Un fantasma alto, envuelto en una mortaja de color azul claro, esperaba al terrestre en la falsa aurora. Era Fobo el empatista, de pie en el arco hexagonal de la entrada del edificio. Fobo se echó hacia atrás la capucha y mostró una cara con un arañazo en una mejilla y un círculo negro alrededor del ojo derecho.

—Algún hijo de insecto me quitó la máscara y me golpeó con ganas —dijo, riendo entre dientes—. Pero fue divertido. De vez en cuando es bueno descargar así un poco de vapor. ¿A ti cómo te fue? Tuve miedo de que te encontrase la policía. Normalmente eso no me preocuparía, pero sé que tus colegas de la nave mirarían con malos ojos ese tipo de actividades.

Hal sonrió débilmente.

—Que las mirasen con malos ojos no sería nada.

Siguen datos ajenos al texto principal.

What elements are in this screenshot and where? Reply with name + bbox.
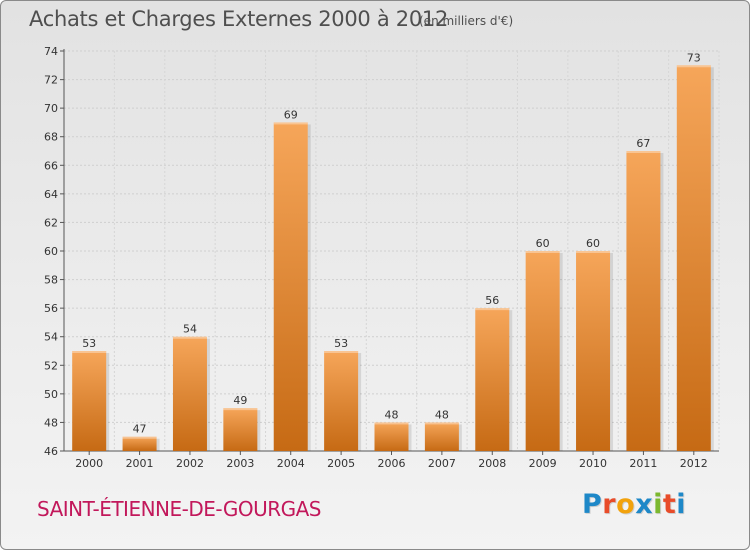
data-label-2011: 67 [636, 137, 650, 150]
x-tick-label-2004: 2004 [277, 457, 305, 470]
data-label-2007: 48 [435, 408, 449, 421]
y-tick-label: 46 [44, 445, 58, 458]
logo-letter: P [582, 489, 603, 520]
grid [63, 50, 720, 452]
bar-highlight [424, 422, 459, 425]
x-tick-label-2011: 2011 [629, 457, 657, 470]
bar-2012[interactable] [676, 65, 711, 452]
y-tick-label: 66 [44, 159, 58, 172]
bar-highlight [223, 408, 258, 411]
x-tick-label-2009: 2009 [529, 457, 557, 470]
x-tick-label-2003: 2003 [226, 457, 254, 470]
y-tick-label: 62 [44, 216, 58, 229]
data-label-2001: 47 [133, 423, 147, 436]
logo-letter: o [616, 489, 636, 520]
logo-letter: r [602, 489, 617, 520]
bar-2005[interactable] [324, 351, 359, 451]
data-label-2004: 69 [284, 108, 298, 121]
bar-2006[interactable] [374, 422, 409, 451]
data-label-2005: 53 [334, 337, 348, 350]
x-tick-label-2008: 2008 [478, 457, 506, 470]
commune-name: SAINT-ÉTIENNE-DE-GOURGAS [37, 497, 322, 521]
data-label-2002: 54 [183, 323, 197, 336]
y-tick-label: 52 [44, 359, 58, 372]
y-tick-label: 58 [44, 274, 58, 287]
bar-highlight [374, 422, 409, 425]
data-label-2008: 56 [485, 294, 499, 307]
data-label-2010: 60 [586, 237, 600, 250]
logo-letter: i [653, 489, 663, 520]
proxiti-logo[interactable]: Proxiti [582, 489, 686, 520]
bar-2007[interactable] [424, 422, 459, 451]
x-tick-label-2006: 2006 [378, 457, 406, 470]
y-tick-label: 60 [44, 245, 58, 258]
y-tick-label: 72 [44, 74, 58, 87]
bar-highlight [72, 351, 107, 353]
x-tick-label-2012: 2012 [680, 457, 708, 470]
x-tick-label-2007: 2007 [428, 457, 456, 470]
x-tick-label-2005: 2005 [327, 457, 355, 470]
bar-highlight [676, 65, 711, 68]
data-label-2009: 60 [536, 237, 550, 250]
bar-2000[interactable] [72, 351, 107, 451]
y-tick-label: 64 [44, 188, 58, 201]
bar-2009[interactable] [525, 251, 560, 451]
bar-highlight [475, 308, 510, 311]
bar-highlight [525, 251, 560, 253]
logo-letter: i [676, 489, 687, 520]
bar-2002[interactable] [172, 336, 207, 451]
bar-highlight [122, 436, 157, 439]
bar-2010[interactable] [576, 251, 611, 451]
chart-subtitle: (en milliers d'€) [419, 14, 514, 28]
chart-title: Achats et Charges Externes 2000 à 2012 [29, 7, 449, 31]
x-tick-label-2001: 2001 [126, 457, 154, 470]
bar-2003[interactable] [223, 408, 258, 451]
data-labels: 53 47 54 49 69 53 48 48 56 60 60 67 73 [82, 51, 701, 435]
y-tick-label: 74 [44, 45, 58, 58]
bar-highlight [172, 336, 207, 339]
x-tick-label-2010: 2010 [579, 457, 607, 470]
x-tick-label-2002: 2002 [176, 457, 204, 470]
y-tick-label: 50 [44, 388, 58, 401]
y-tick-label: 48 [44, 416, 58, 429]
data-label-2003: 49 [233, 394, 247, 407]
bar-2004[interactable] [273, 122, 308, 451]
bar-2011[interactable] [626, 151, 661, 451]
data-label-2000: 53 [82, 337, 96, 350]
data-label-2006: 48 [385, 408, 399, 421]
bar-2008[interactable] [475, 308, 510, 451]
y-tick-label: 56 [44, 302, 58, 315]
bar-highlight [324, 351, 359, 353]
bars [72, 65, 714, 452]
y-tick-label: 68 [44, 131, 58, 144]
y-tick-label: 70 [44, 102, 58, 115]
logo-letter: t [662, 489, 677, 520]
axes: 46 48 50 52 54 56 58 60 62 64 66 68 70 72 74 2000 2001 20… [44, 45, 719, 470]
bar-highlight [576, 251, 611, 253]
bar-highlight [626, 151, 661, 153]
data-label-2012: 73 [687, 51, 701, 64]
x-tick-label-2000: 2000 [75, 457, 103, 470]
bar-2001[interactable] [122, 436, 157, 451]
bar-highlight [273, 122, 308, 125]
logo-letter: x [635, 489, 654, 520]
y-tick-label: 54 [44, 331, 58, 344]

Se preguntó cómo había hecho Fobo para saber cuáles serían las reacciones de la jerarquía. ¿Cuánto sabrían esos wogs acerca de los terrestres? ¿Estarían al corriente de lo que pasaba, esperando el momento propicio para lanzar un zarpazo? Pero ¿con qué? La tecnología ozagenia, hasta donde era posible determinarlo, estaba muy atrasada si se la comparaba con la tecnología terrestre. Era cierto que parecían saber más de las funciones psíquicas que los terrestres, lo que era comprensible. El Iglestado había decretado hacía mucho tiempo que la psicología ya había sido perfeccionada y que era innecesario continuar investigando, lo que produjo un estancamiento en las ciencias psíquicas.

Hal se encogió mentalmente de hombros. Estaba demasiado cansado para pensar en esas cosas. Todo lo que quería era acostarse.

—Luego te contaré qué pasó —dijo.

—Me lo imagino —respondió Fobo—. Tu mano. Convendría que me dejases tratar esa quemadura. El veneno de los nocturnos es desagradable.

Como un niño, Hal siguió a Fobo hasta el departamento del wog y dejó que le pusiese en la herida un ungüento refrescante.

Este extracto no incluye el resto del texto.